In the 70s, I developed a 'two-Batman' theory. To me, Batman in "Detective Comics" or "Batman" was clearly a different Batman than the Batman in the Justice League or the Brave and the Bold. In the same month, you might have Batman in Detective claiming he didn't believe in ghosts or aliens, while teaming up with the Spectre in B&B or adventuring with Superman or J'onn J'onz in JLA.

My two-Batman theory made a a lot of sense to me. For example, if Batman is trying to stop a nuke from killing 1000s and he doesn't use his JLA commucator to get "super" help, he MUST live in a non-super world.

My theory extended to certain team-ups in B&B as well. The Batman who teamed up with Green Arrow or Sgt. Rock could be the non-super Batman, as well.

I remember the first time I felt that this "wall" between the super and non-super Batman was breached.
Detective Comics #462. The third part of a three issue series. The writer Bob Rozakis challenged the reader to figure out the true identity of a new villain. There was no hint that this story that any of the recent stories in the series took place in the super-DC universe. But the villain was revealed to be

(do I need a spoiler warning?)

the Flash in disguise. I remember being irritated by this ridiculous cross-over.

I am the only one who thought that this two-Batman policy existed?

Scipio said...

Yes, Detective/Fighter is definitely slider-y; however, it's important to realize that the two are NOT mutually exclusive.

One I haven't mentioned:

Bruce Wayne:

Is Wayne perceived as responsible or irresponsible?

Andrew said...

Fair point on the compatibility of Detective/Fighter modes. If the writer is putting Batman up against the Riddler, then the Detective switch is flipped to ON regardless of the overall tone of the book. Or so I would imagine.
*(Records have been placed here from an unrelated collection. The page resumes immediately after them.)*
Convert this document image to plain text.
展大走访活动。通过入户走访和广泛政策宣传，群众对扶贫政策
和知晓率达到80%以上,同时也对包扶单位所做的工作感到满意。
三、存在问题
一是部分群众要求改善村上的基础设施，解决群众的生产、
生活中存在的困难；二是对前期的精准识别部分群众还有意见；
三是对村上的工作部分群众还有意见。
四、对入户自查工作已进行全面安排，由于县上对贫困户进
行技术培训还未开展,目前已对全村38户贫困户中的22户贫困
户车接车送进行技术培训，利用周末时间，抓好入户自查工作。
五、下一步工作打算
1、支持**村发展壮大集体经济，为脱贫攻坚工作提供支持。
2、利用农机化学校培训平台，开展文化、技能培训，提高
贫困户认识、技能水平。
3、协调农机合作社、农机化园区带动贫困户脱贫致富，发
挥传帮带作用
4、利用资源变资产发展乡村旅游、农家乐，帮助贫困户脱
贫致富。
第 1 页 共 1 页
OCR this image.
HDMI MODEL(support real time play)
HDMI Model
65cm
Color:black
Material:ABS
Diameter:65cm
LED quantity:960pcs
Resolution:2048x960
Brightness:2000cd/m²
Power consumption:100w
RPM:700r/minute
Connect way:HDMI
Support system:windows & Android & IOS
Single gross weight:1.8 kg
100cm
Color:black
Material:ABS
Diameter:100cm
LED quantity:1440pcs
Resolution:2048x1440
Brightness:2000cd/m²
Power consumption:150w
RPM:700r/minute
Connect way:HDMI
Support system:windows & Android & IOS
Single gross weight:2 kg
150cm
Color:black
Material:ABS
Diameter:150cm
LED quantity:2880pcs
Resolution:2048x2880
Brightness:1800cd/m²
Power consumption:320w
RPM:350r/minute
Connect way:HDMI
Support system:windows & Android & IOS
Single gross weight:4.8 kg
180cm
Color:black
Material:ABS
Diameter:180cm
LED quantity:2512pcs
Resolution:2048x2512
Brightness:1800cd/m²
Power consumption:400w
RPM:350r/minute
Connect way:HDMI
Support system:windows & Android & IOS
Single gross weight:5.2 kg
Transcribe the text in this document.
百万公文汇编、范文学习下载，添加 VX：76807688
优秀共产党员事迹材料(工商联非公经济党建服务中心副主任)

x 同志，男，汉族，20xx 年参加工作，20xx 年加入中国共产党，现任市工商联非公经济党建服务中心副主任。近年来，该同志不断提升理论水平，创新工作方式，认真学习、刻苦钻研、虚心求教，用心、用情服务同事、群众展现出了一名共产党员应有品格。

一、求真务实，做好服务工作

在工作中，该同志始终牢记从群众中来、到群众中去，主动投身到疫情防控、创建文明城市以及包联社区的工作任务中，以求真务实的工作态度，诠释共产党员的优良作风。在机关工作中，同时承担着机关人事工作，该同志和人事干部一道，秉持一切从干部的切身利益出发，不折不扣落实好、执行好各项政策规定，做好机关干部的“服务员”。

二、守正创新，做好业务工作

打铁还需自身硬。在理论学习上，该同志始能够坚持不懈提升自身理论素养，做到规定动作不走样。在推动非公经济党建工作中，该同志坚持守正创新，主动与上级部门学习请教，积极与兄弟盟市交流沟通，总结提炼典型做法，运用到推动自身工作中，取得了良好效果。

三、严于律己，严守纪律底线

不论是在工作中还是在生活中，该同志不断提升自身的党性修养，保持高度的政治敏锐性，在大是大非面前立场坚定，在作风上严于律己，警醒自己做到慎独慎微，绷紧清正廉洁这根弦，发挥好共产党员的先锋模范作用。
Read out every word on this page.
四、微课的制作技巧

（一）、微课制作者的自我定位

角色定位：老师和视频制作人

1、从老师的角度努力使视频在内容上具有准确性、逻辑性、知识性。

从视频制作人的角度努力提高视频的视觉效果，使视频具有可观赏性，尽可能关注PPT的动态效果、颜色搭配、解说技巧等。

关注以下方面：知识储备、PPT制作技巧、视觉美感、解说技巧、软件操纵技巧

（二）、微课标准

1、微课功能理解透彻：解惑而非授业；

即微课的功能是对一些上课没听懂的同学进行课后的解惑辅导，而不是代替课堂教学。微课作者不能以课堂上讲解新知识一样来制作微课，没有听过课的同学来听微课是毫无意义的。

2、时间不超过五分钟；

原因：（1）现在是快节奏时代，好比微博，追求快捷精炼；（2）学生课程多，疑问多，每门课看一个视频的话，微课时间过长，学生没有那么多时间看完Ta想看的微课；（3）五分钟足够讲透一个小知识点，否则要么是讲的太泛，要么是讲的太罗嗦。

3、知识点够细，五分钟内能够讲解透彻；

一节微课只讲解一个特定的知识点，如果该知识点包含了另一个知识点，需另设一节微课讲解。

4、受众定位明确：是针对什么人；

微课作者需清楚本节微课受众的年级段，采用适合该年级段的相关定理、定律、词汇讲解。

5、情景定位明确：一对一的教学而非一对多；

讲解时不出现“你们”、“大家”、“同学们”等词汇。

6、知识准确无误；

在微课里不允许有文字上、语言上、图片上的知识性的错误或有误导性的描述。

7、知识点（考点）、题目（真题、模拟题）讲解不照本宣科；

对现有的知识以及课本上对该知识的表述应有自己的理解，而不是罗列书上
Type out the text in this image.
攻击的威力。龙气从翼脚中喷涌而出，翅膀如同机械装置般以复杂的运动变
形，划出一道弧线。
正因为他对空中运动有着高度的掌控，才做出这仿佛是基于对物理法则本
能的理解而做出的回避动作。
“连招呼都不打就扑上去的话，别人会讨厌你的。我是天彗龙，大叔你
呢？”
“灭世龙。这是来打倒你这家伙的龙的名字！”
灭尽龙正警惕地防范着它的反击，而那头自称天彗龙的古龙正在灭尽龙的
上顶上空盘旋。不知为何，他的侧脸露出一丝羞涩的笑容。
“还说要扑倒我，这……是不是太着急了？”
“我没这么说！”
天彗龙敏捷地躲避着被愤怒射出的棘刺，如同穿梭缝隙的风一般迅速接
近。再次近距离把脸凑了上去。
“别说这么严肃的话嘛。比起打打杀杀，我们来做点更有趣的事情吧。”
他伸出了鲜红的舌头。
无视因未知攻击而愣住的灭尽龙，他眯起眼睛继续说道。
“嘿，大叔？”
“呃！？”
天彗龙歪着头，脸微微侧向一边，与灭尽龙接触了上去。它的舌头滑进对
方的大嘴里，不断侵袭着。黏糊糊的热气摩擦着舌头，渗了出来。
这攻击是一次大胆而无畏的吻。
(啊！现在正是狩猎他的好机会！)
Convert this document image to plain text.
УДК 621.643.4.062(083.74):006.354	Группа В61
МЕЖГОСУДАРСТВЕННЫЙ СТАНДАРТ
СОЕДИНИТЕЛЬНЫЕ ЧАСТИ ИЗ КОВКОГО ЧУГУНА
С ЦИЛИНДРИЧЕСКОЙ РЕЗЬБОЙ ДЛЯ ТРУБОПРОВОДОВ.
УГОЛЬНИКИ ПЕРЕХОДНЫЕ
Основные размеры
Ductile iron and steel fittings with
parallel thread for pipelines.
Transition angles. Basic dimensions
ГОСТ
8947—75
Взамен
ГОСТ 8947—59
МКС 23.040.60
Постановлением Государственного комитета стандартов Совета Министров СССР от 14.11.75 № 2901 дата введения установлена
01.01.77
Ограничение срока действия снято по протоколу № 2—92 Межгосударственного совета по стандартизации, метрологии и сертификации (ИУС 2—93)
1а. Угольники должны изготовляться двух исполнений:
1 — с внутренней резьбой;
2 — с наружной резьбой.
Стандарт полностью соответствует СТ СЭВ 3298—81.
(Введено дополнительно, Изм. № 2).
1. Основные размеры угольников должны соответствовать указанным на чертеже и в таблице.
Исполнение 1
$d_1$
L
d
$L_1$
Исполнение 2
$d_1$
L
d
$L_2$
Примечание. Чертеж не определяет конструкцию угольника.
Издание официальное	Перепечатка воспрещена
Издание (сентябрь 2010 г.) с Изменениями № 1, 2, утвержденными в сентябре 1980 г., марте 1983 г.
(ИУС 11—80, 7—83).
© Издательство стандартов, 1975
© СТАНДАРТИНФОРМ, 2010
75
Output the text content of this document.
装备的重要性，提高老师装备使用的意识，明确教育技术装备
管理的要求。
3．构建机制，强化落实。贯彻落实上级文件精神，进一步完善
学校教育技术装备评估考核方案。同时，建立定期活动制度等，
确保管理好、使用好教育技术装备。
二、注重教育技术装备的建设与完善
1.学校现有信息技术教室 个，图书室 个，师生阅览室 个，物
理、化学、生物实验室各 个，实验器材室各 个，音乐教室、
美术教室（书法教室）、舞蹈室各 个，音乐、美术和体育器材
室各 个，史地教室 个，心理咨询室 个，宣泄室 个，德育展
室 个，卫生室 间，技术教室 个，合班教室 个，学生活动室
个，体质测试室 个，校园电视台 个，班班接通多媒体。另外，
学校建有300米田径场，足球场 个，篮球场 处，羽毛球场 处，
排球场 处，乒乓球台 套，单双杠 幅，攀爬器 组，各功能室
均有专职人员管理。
And the reverse, I guess, for Killer Croc.

Perplexio said...

What about the OTHER Batmen... Jean-Paul Valley, Dick Grayson, and Tim Drake (from the future who came back in time to battle with his younger Robin self in Teen Titans)?

Scipio said...

"OTHER Batmen"?

There ARE no other Batmans, Perplexio. Accept no substitutes.

Laplace Zombie said...

Even as an old man he can be interpreted in man ways, there's Dark Knight Returns mad bruiser Batman, Kingdom Come driven-but-creepy Batman, Batman Beyond retired badass Bruce.

And now you've got me watching JLU all over again... happy now? =P

Azrael said...

Scipio is right. I was never really Batman. It's not like the Green Lanterns. Personal experience has shown me that not just anyone can wear that cape and cowl...

Matthew said...

Hey, Scipio, I don't know how comments work, so I dunno if you'll read an old article's comments, but I've been waiting for your persona cycle continuation for months man. Could you please start it up again?